I'm inclined to agree with neonfish.

That is not an _Anubias_.


----------



## Raul-7 (Feb 4, 2004)

It did look terrestrial from the beginning since the leaves aren't doing so well (brown holes), but I wasn't sure.


----------



## IronLoach (Aug 22, 2004)

Thanks for the ID. I'll try to take a picture of the entire plant tomorrow. Someone also suggested that it just might be an anubias augustifolia but the Malayan Sword/ Borneo Sword seems more likely.

Here's the tropica page on the augustifolia which looks a lot like my plant:

Tropica - Anubias Angustifolia


----------



## Cavan Allen (Jul 22, 2004)

If you look at the color and prominence of the central vein, the way the stem attaches to the leaves, the veins, and how pointy the leaf tip is, you can see why it isn't an _Anubias_. I should have mentioned all that before.

_Anubias barteri var. angustifolia_ is a variety of barteri and not a species.


----------



## IronLoach (Aug 22, 2004)

Thanks Cavan for your valuable insights -- i'm really impressed. I wish I could develop that skill of noticing the minute differences between the different plant structures. oh well.

Thanks again everyone for all your help.

Oh, one more thing - anything special I should do to care for the borneo sword? never had one before. I don't even know exactly what a bog plant is.

I got around taking shots of the plant which I took out of the tank and tied to a piece of wood. Here they are:


----------



## IronLoach (Aug 22, 2004)

finally found a profile of the borneo sword:










http://badmanstropicalfish.com/stats/plants/stats_plants1d.html

Now that I look closely, my plant does look like the borneo sword. (oops, sorry for mis-naming the _Anubias barteri var. angustifolia_).


----------



## IronLoach (Aug 22, 2004)

arrrggghh! now i saw a picture of an anubias cogensis which also looks like my plant, particularly the new leaf nodes growing on the sides of the existing leaf stems.

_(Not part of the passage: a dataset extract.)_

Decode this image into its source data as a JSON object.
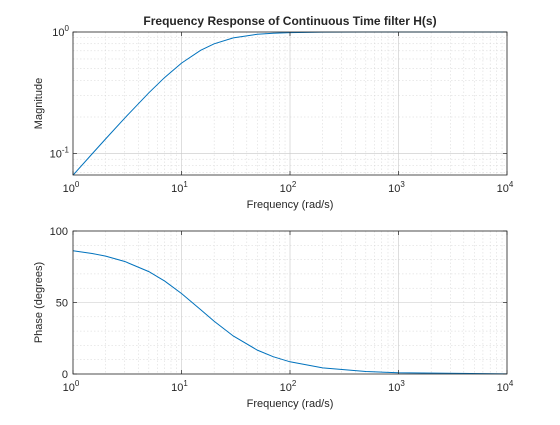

now i'm confused. can anyone confirm if it is in fact a malaysian sword or the anubias. my eyes tell me they're exactly alike. man-o-man! (pardon my ignorance).


----------



## Cavan Allen (Jul 22, 2004)

http://www.rva.ne.jp/plants/aglaonema_sp.htm

Your plant is absolutely, positively, without a doubt *not* an _Anubias_.

"Anubias congensis" is not a valid species. It is a synonym of heterophylla.


----------



## Cavan Allen (Jul 22, 2004)

You need to remove your plant from your tank and find a home for it above water. As a bog plant, it appreciates wet roots but will not survive submerged for very long.


----------



## IronLoach (Aug 22, 2004)

Many many thanks cavan and the others here at apc. my planted tank would never have had the chance to move forward without your help. thanks again.


----------